Actually, more and more people are into chickens these days. They’ve become almost fashionable. The chickens are not aware of this however. Fortunately, popularity has not gone to their little heads. They remain the same, somewhat aloof, very interested in pecking whatever is on the ground. It’s us humans who have changed our opinions on chickens; wild after organic eggs, interested in the exotic breeds, intent on besting each other with fancy chicken coops. I don’t look for this to last.

“Dave, how are you? I miss your blog. Ever since you retired I stopped getting it.”

“I’m still writing it. Give me your e mail address and I’ll put you on the list. Say, how is Paul? (Not his real name.) He must be in high school by now.” Paul was a foster boy she and her husband adopted during my time at YSB.

“He’s seventeen. Ready to graduate.”

“You’re kidding. What’s he planning after high school?”

“He’s joined the National Guard and has done training. He loves it. After he completes that, he’s planning to go to IVCC and study criminal justice. He wants to be a policeman.”

“God that placement worked out well. He came to you at a very young age if I remember.”

“Just turned three. We took him for respite. Jami asked on a Friday morning if we could keep him till Monday. He’s been with us ever since.”

“How good for him. Thank you for making him part of your family.”

“He’s a great kid. Not that it’s been easy. But we stuck with him and he stuck with us. This is the first year Paul has not had projects at the fair.”

“So Paul was in 4-H?”

“4-H was great for Paul. In 4-H he was just one of the kids from Brookfield Township. It wasn’t about him, it was about his chickens, or his vegetables, or whatever he was working on. I think 4-H was a way for him to find out who he really was without adults.”

That’s the kind of news I’ve missed during this past year of retirement. Kids succeed, foster families excel at their role, adoptions happen, lives are saved, and no one knows. I miss that. I think of avoiding the stress of things that go wrong and I lose sight of the good news that occurs over and over when things work as they should.
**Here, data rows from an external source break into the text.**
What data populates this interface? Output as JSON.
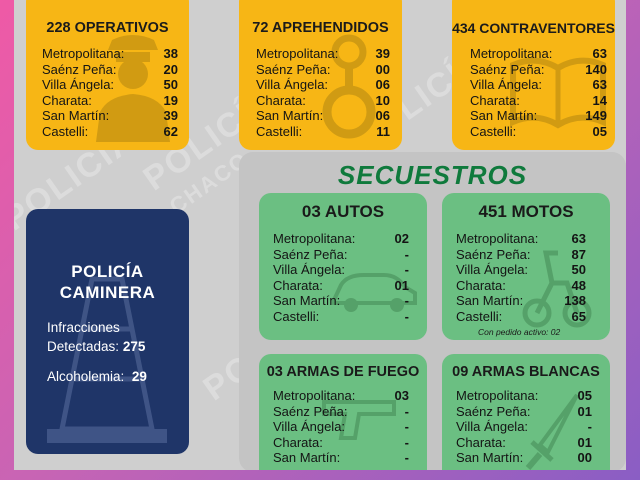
{
  "operativos": {
    "title": "228 OPERATIVOS",
    "rows": [
      {
        "label": "Metropolitana:",
        "value": "38"
      },
      {
        "label": "Saénz Peña:",
        "value": "20"
      },
      {
        "label": "Villa Ángela:",
        "value": "50"
      },
      {
        "label": "Charata:",
        "value": "19"
      },
      {
        "label": "San Martín:",
        "value": "39"
      },
      {
        "label": "Castelli:",
        "value": "62"
      }
    ]
  },
  "aprehendidos": {
    "title": "72 APREHENDIDOS",
    "rows": [
      {
        "label": "Metropolitana:",
        "value": "39"
      },
      {
        "label": "Saénz Peña:",
        "value": "00"
      },
      {
        "label": "Villa Ángela:",
        "value": "06"
      },
      {
        "label": "Charata:",
        "value": "10"
      },
      {
        "label": "San Martín:",
        "value": "06"
      },
      {
        "label": "Castelli:",
        "value": "11"
      }
    ]
  },
  "contraventores": {
    "title": "434 CONTRAVENTORES",
    "rows": [
      {
        "label": "Metropolitana:",
        "value": "63"
      },
      {
        "label": "Saénz Peña:",
        "value": "140"
      },
      {
        "label": "Villa Ángela:",
        "value": "63"
      },
      {
        "label": "Charata:",
        "value": "14"
      },
      {
        "label": "San Martín:",
        "value": "149"
      },
      {
        "label": "Castelli:",
        "value": "05"
      }
    ]
  },
  "secuestros": {
    "title": "SECUESTROS",
    "autos": {
      "title": "03 AUTOS",
      "rows": [
        {
          "label": "Metropolitana:",
          "value": "02"
        },
        {
          "label": "Saénz Peña:",
          "value": "-"
        },
        {
          "label": "Villa Ángela:",
          "value": "-"
        },
        {
          "label": "Charata:",
          "value": "01"
        },
        {
          "label": "San Martín:",
          "value": "-"
        },
        {
          "label": "Castelli:",
          "value": "-"
        }
      ]
    },
    "motos": {
      "title": "451 MOTOS",
      "rows": [
        {
          "label": "Metropolitana:",
          "value": "63"
        },
        {
          "label": "Saénz Peña:",
          "value": "87"
        },
        {
          "label": "Villa Ángela:",
          "value": "50"
        },
        {
          "label": "Charata:",
          "value": "48"
        },
        {
          "label": "San Martín:",
          "value": "138"
        },
        {
          "label": "Castelli:",
          "value": "65"
        }
      ],
      "note": "Con pedido activo: 02"
    },
    "armas_fuego": {
      "title": "03 ARMAS DE FUEGO",
      "rows": [
        {
          "label": "Metropolitana:",
          "value": "03"
        },
        {
          "label": "Saénz Peña:",
          "value": "-"
        },
        {
          "label": "Villa Ángela:",
          "value": "-"
        },
        {
          "label": "Charata:",
          "value": "-"
        },
        {
          "label": "San Martín:",
          "value": "-"
        }
      ]
    },
    "armas_blancas": {
      "title": "09 ARMAS BLANCAS",
      "rows": [
        {
          "label": "Metropolitana:",
          "value": "05"
        },
        {
          "label": "Saénz Peña:",
          "value": "01"
        },
        {
          "label": "Villa Ángela:",
          "value": "-"
        },
        {
          "label": "Charata:",
          "value": "01"
        },
        {
          "label": "San Martín:",
          "value": "00"
        }
      ]
    }
  },
  "caminera": {
    "title_line1": "POLICÍA",
    "title_line2": "CAMINERA",
    "infracciones_label1": "Infracciones",
    "infracciones_label2": "Detectadas:",
    "infracciones_value": "275",
    "alcoholemia_label": "Alcoholemia:",
    "alcoholemia_value": "29"
  },
  "watermark": {
    "line1": "POLICÍA",
    "line2": "CHACO"
  },
  "colors": {
    "yellow": "#f7b615",
    "green": "#6bbf82",
    "navy": "#1f3568",
    "title_green": "#0f7a3c",
    "pink": "#ef5aa6",
    "purple": "#8a5ec4"
  },
  "icons": [
    "police-officer-icon",
    "handcuffs-icon",
    "open-book-icon",
    "car-icon",
    "motorcycle-icon",
    "pistol-icon",
    "knife-icon",
    "traffic-cone-icon"
  ]
}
So that’s the week. The situation in the Mideast goes from bad to worse, fools with powerful weapons create a dangerous international incident, and important events all over the globe lose focus, pushed into the background by the latest crisis. But at the same time, kids show their cows and chickens at the 4-H fair, adults in the community support them, winners take home blue ribbons, and life quietly goes on. Everyday triumphs are barely noticed.